Crowdfunding_ETL

Builded an ETL pipeline using Python, Pandas, Python dictionary methods and regular expressions to extract and transform the data. Created four CSV files and use the CSV file data to create an ERD and a table schema. Finally, uploaded the CSV file data into a Postgres database. It involves extracting data from multiple sources, cleaning and transforming the data using Jupyter Notebook with pandas, numpy, and datetime packages, and loading the cleaned data into a relational database using pgAdmin.

Extract, Transform and Load the Crowdfunding Data

Hey, let's play with "Crowdfunding" data files and win the Data Science by extracting completely, transforming appropriately and loading in the PgAdmin engine as Postgres database.

Introduction

Current trends in the world of economic funding and investment have revealed exponential growth with regard to crowdfunding. Crowdfunding works by taking small sums of capital from a variety of people in order to fund up and coming business ideas and projects. Crowdfunding campaigns have proven to be very successful by raising funds without the upfront fees.

This ETL process for 'Crowdfunding' data break into two deliverables.

Deliverable 1: Extract & Transform Using Jupyter Notebook.

Deliverable 2: Load the data to Postgres Database.

Deliverable 1: Extract & Transform Using Jupyter Notebook

1.1 Prerequisites

Before you begin, ensure you have the following installed:

Python 3.6 or higher
Numpy
JSON
Pandas (for data analysis)

1.2 Data Sources

We get the data resources from two files 'crowdfundig.xlsx' and 'contacts.xlsx' using Pandas.

1.3 Create the Category and Subcategory DataFrames

Extract and transform the crowdfunding.xlsx data to create a 'crowdfunding_info_df' DataFrame.

Split each "category & sub-category" column value into "category" and "subcategory".

To create the category and subcategory identification numbers, use a list comprehension to add the "cat" string or the "subcat" string to each number in the category or the subcategory array, respectively.

Create the category DataFrame as 'category_df' and subcatgeory DataFrame as 'subcategory_df'.

Show the 'category_df' DataFrame with top five rows.

Show the 'subcategory_df' DataFrame with top five rows.

1.4 Create the Campaign DataFrame

Create a copy of the 'crowdfunding_info_df' to transform the crowdfunding.xlsx data.

Rename the specific columns and sets their appropriate data types for 'campaign_df' DataFrame.

Convert the 'launched_date' and 'end_date' columns to UTC datetime format.

Drop the unwanted columns for campaign DataFrame.

Confirm the number of columns after dropping in the DataFrame and then export the campaign DataFrame as campaign.csv.

1.5 Create the Contacts DataFrame ( Using Python Dictionaries)

Extracting and transforming the data from the 'contacts.xlsx' excel data.

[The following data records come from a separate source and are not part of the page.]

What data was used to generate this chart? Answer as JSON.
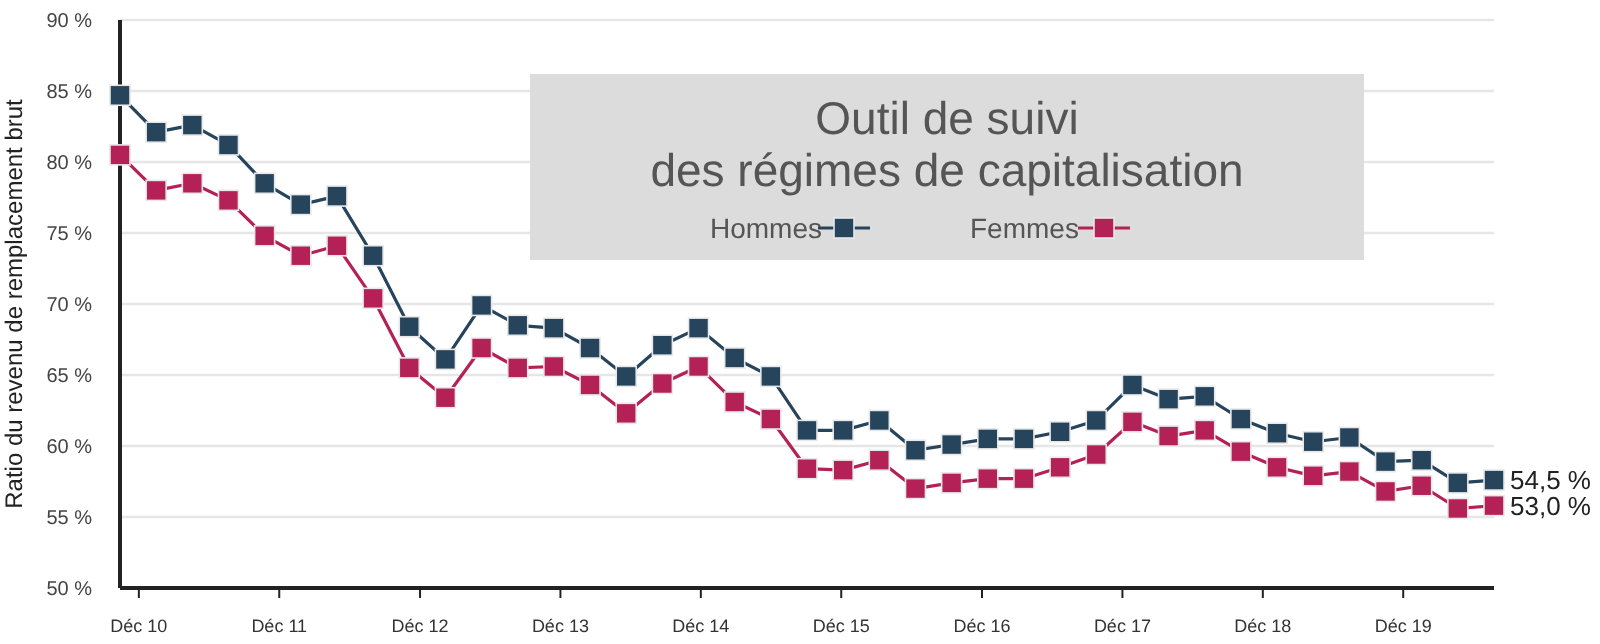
{
  "chart_data": {
    "type": "line",
    "title": "Outil de suivi\ndes régimes de capitalisation",
    "ylabel": "Ratio du revenu de remplacement brut",
    "x": [
      "2010-10-13",
      "2011-01-15",
      "2011-04-19",
      "2011-07-22",
      "2011-10-24",
      "2012-01-26",
      "2012-04-29",
      "2012-08-01",
      "2012-11-03",
      "2013-02-05",
      "2013-05-10",
      "2013-08-12",
      "2013-11-14",
      "2014-02-16",
      "2014-05-21",
      "2014-08-23",
      "2014-11-25",
      "2015-02-27",
      "2015-06-01",
      "2015-09-03",
      "2015-12-06",
      "2016-03-09",
      "2016-06-11",
      "2016-09-13",
      "2016-12-16",
      "2017-03-20",
      "2017-06-22",
      "2017-09-24",
      "2017-12-27",
      "2018-03-31",
      "2018-07-03",
      "2018-10-05",
      "2019-01-07",
      "2019-04-11",
      "2019-07-14",
      "2019-10-16",
      "2020-01-18",
      "2020-04-21",
      "2020-07-24"
    ],
    "xlim": [
      "2010-10-13",
      "2020-07-24"
    ],
    "xticks": [
      {
        "value": "2010-12-01",
        "label": "Déc 10"
      },
      {
        "value": "2011-12-01",
        "label": "Déc 11"
      },
      {
        "value": "2012-12-01",
        "label": "Déc 12"
      },
      {
        "value": "2013-12-01",
        "label": "Déc 13"
      },
      {
        "value": "2014-12-01",
        "label": "Déc 14"
      },
      {
        "value": "2015-12-01",
        "label": "Déc 15"
      },
      {
        "value": "2016-12-01",
        "label": "Déc 16"
      },
      {
        "value": "2017-12-01",
        "label": "Déc 17"
      },
      {
        "value": "2018-12-01",
        "label": "Déc 18"
      },
      {
        "value": "2019-12-01",
        "label": "Déc 19"
      }
    ],
    "ylim": [
      50,
      90
    ],
    "yticks": [
      {
        "value": 50,
        "label": "50 %"
      },
      {
        "value": 55,
        "label": "55 %"
      },
      {
        "value": 60,
        "label": "60 %"
      },
      {
        "value": 65,
        "label": "65 %"
      },
      {
        "value": 70,
        "label": "70 %"
      },
      {
        "value": 75,
        "label": "75 %"
      },
      {
        "value": 80,
        "label": "80 %"
      },
      {
        "value": 85,
        "label": "85 %"
      },
      {
        "value": 90,
        "label": "90 %"
      }
    ],
    "series": [
      {
        "name": "Hommes",
        "color": "#26445c",
        "values": [
          84.7,
          82.1,
          82.6,
          81.2,
          78.5,
          77.0,
          77.6,
          73.4,
          68.4,
          66.1,
          69.9,
          68.5,
          68.3,
          66.9,
          64.9,
          67.1,
          68.3,
          66.2,
          64.9,
          61.1,
          61.1,
          61.8,
          59.7,
          60.1,
          60.5,
          60.5,
          61.0,
          61.8,
          64.3,
          63.3,
          63.5,
          61.9,
          60.9,
          60.3,
          60.6,
          58.9,
          59.0,
          57.4,
          57.6
        ]
      },
      {
        "name": "Femmes",
        "color": "#b42157",
        "values": [
          80.5,
          78.0,
          78.5,
          77.3,
          74.8,
          73.4,
          74.1,
          70.4,
          65.5,
          63.4,
          66.9,
          65.5,
          65.6,
          64.3,
          62.3,
          64.4,
          65.6,
          63.1,
          61.9,
          58.4,
          58.3,
          59.0,
          57.0,
          57.4,
          57.7,
          57.7,
          58.5,
          59.4,
          61.7,
          60.7,
          61.1,
          59.6,
          58.5,
          57.9,
          58.2,
          56.8,
          57.2,
          55.6,
          55.8
        ]
      }
    ],
    "annotations": [
      "54,5 %",
      "53,0 %"
    ],
    "grid": "y",
    "legend": "top",
    "marker": "square",
    "line_style": "solid"
  }
}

Iterate through the 'contact_info_df' DataFrame to get the data values of all rows in a list.

Create a 'new_contact_info_df' DataFrame for contacts data.

Split each "name" column value into a first and last name, and place each in a new column.

Reorder the columns and Display the new DataFrame i.e. 'new_contact_info_df' with first ten rows.

1.6 Create the Contacts DataFrame ( Using Regular Expression)

Extracting and transforming the data from the 'contacts.xlsx' excel data into 'regex_contact_info_df' DataFrame.

Extract the four-digit contact ID number. Extract the "contact_id", "name", and "email" columns by using regular expressions.

Split each "name" column value into a first and a last name, and place each in a new column.

Display the created 'new_regex_contact_info' DataFrame with first ten rows.

Deliverable 2: Load the Data to Postgres Database

2.1 Prerequisites

PostgreSQL database
pgAdmin

2.2 Data Modeling

Inspect the four CSV files, and then sketch an Entity Relationship Diagram of the tables.

To create the sketch, we use a QuickDBD as one of best tool for design ERD.

Here is how the database model prepared.

During the inspection of the data files, we discovered some dependencies between the tables with repect to the columns of data.

We set the 'contact_id' as primary key for 'contacts' table, however in the 'campaign' table this acts as a foreign key as the 'campaing' data is dependent to 'contacts' data. Considering this dependency, we set many to one relationship between them.

Likewise, the 'campaign' table is dependent on the category and subcategory table with 'category_id' and 'subcategory_id' as foreign keys. Considering the unique values the same fields are primary keys in the 'category' and 'subcategory' table.